Understanding Audio Tokens and Their Role in TTS
In our previous blog, we explored the concept of audio tokenizers and the process behind building them. Today, we’re diving deeper into how these tokens are used to train TTS and end-to-end audio models.
Audio Modeling with Tokens
As we’ve previously discussed, semantic tokens represent how something is read, while acoustic tokens capture how it’s spoken. Since transformers excel at modeling sequences, and tokens form sequences, the natural next step is to use a transformer for audio tokens.
When we train a transformer on only acoustic tokens, the result captures the sound of human speech but misses the linguistic meaning. Here’s an example:
On the other hand, training on semantic tokens results in the model capturing some language understanding, though it lacks the richness of natural speech:
How TTS Works with Tokens
Since semantic tokens are closer to how we process language, they are crucial for building a TTS system. The TTS system works by converting text tokens into acoustic tokens through two stages:
A transformer first models text-to-semantic tokens, learning how a certain piece of text should be read. For example, it would learn that the words “put” and “but” are read differently.
Another transformer then takes these semantic tokens and converts them into acoustic tokens to generate the speech.
However, semantic tokens alone don’t capture any voice characteristics like pitch, tone, or gender. This results in different voices being generated in each run of the TTS model.
Here’s the first run:
Here’s the second run:
As you can hear, each run generates different voices due to the randomness in how the acoustic characteristics are assigned.
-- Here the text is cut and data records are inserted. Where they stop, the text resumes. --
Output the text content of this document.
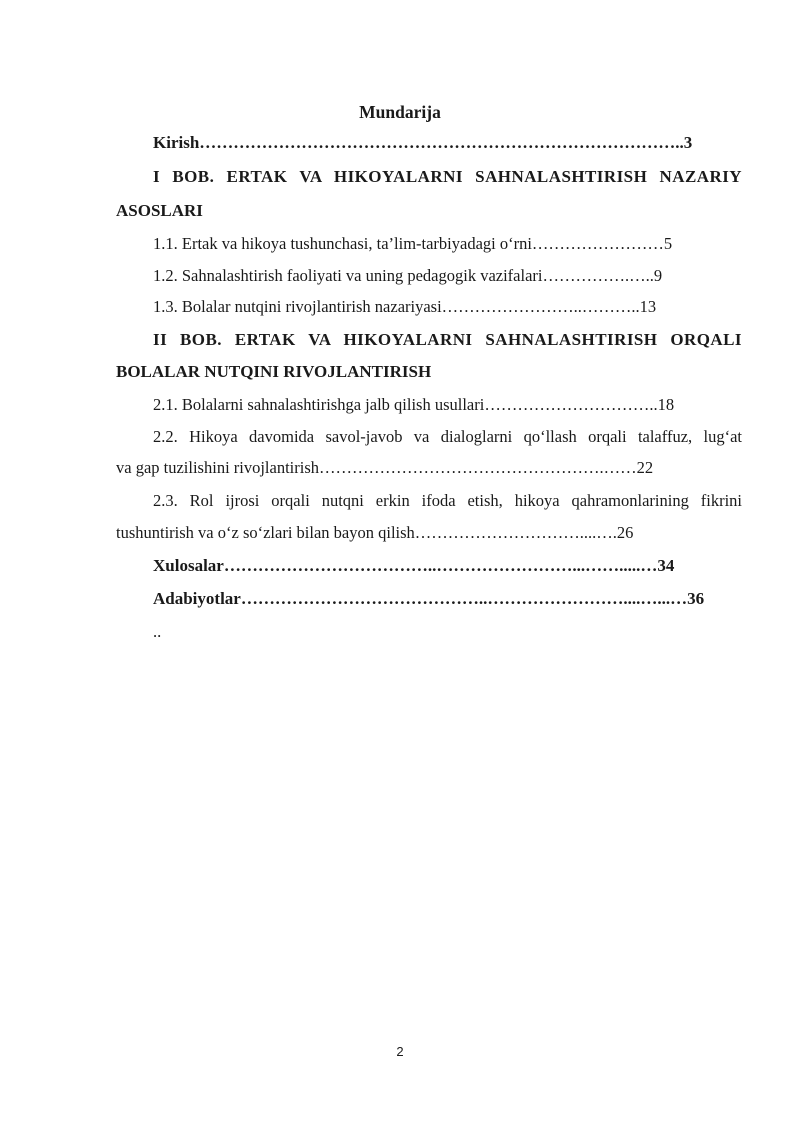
Mundarija
Kirish…………………………………………………………………………..3
I BOB. ERTAK VA HIKOYALARNI SAHNALASHTIRISH NAZARIY
ASOSLARI
1.1. Ertak va hikoya tushunchasi, ta’lim-tarbiyadagi o‘rni……………………5
1.2. Sahnalashtirish faoliyati va uning pedagogik vazifalari…………….…..9
1.3. Bolalar nutqini rivojlantirish nazariyasi……………………..………..13
II BOB. ERTAK VA HIKOYALARNI SAHNALASHTIRISH ORQALI
BOLALAR NUTQINI RIVOJLANTIRISH
2.1. Bolalarni sahnalashtirishga jalb qilish usullari…………………………..18
2.2. Hikoya davomida savol-javob va dialoglarni qo‘llash orqali talaffuz, lug‘at
va gap tuzilishini rivojlantirish…………………………………………….……22
2.3. Rol ijrosi orqali nutqni erkin ifoda etish, hikoya qahramonlarining fikrini
tushuntirish va o‘z so‘zlari bilan bayon qilish…………………………....….26
Xulosalar………………………………..……………………...…….....…34
Adabiyotlar……………………………………..……………………....…...…36
..
2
Generating TTS in a Desired Voice
To get the TTS to generate speech in a specific voice, we first convert a sample of the desired voice into acoustic tokens. These tokens capture the unique characteristics of the voice, which can then be added as a “prompt” to the second transformer.
This allows the model to generate speech in the desired voice consistently.
Here’s a voice sample:
Here’s the TTS-generated audio with that voice:
Training Data Challenges
To train a TTS model like this, you need large amounts of parallel text-to-audio data. Unfortunately, this kind of labeled data is hard to come by. However, we can leverage unlabelled audio data to pretrain the models. Large datasets of audio can generate many semantic tokens, which helps reduce the amount of parallel data needed for training a good TTS.
Expanding to End-to-End Audio Models
Large language models (LLMs) like LLaMA have shown great success in modeling text. But can this success be applied to audio? The challenge is that LLMs only understand text tokens. To train them on audio, we must first expand the model’s vocabulary to include audio tokens.
LLMs have an embedding layer that maps tokens into vectors. By introducing audio tokens into this layer and training the model on data containing both text and audio, we can teach it to process audio just like text.
E.g. we will train with examples like:
<In this audio clip how many times was the word LLM spoken>
This teaches the model to understand audio tokens and capture words from them.
Similarly:
<Sing ‘mary had a little lamb in opera voice’’>
This allows the model to understand and generate sequences of audio tokens, opening the door to more complex interactions.
Unlocking New Possibilities
By integrating text and audio in a single model, we can achieve more sophisticated outcomes than traditional ASR (Automatic Speech Recognition) or TTS systems. These models can understand not just speech, but other sounds too, like a cough, a knock on a table, or even emotional nuances in a voice.
This leads to a new level of conversational AI. With these end-to-end audio models, you’ll soon be able to interact with AI systems just like you would with a friend. These systems will not only respond in real-time but will also understand and replicate nuances in speech that go beyond words alone.